Tight $L_\infty$ Sample Complexity for Low-Degree and Sparse Boolean Polynomials
van Doornmalen, Jasper, Molina, Mathieu, Verdugo, Victor, Verschae, José
Motivated by the optimization of bounded binary black-box functions, we study the problem of learning polynomial surrogates over the Boolean hypercube. To ensure that optimizing the surrogate yields good solutions for the underlying objective, we require uniform $L_\infty$-error guarantees rather than the usual $L_2$-type guarantees.
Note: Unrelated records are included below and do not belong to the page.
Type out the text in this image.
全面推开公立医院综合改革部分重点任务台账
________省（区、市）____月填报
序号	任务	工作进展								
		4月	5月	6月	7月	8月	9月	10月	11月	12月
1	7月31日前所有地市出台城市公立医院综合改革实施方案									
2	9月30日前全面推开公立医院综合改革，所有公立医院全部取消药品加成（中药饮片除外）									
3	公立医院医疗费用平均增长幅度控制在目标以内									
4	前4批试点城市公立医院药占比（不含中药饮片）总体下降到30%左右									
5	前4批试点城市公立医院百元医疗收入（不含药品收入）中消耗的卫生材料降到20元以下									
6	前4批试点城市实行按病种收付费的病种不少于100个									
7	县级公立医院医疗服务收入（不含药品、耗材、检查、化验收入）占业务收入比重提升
We characterize the minimax sample complexity of uniform estimation under subgaussian noise for two classes of bounded polynomials. First, for polynomials of degree at most $d$ on $n$ variables, the sample complexity scales as $n^{d+1}$. Second, for $s$-sparse Fourier-Walsh polynomials with $s \leq n$, it scales as $ns^2$. These rates differ structurally from the noiseless setting, where uniform exact recovery scales as $n^d$ and $ns$, respectively. Our lower bounds hold even for arbitrary adaptive learners, showing that the additional factors are intrinsic to the noisy cases. Standard Fourier-analysis tools for the $L_2$-norm do not naturally extend to the $L_\infty$-setting in a way that yields uniform guarantees. Our proofs overcome this difficulty by relying on suitably chosen auxiliary norms that serve as proxies for controlling the $L_\infty$-error. Together, our results provide a tight characterization of the sample complexity of learning optimization-safe polynomial surrogates.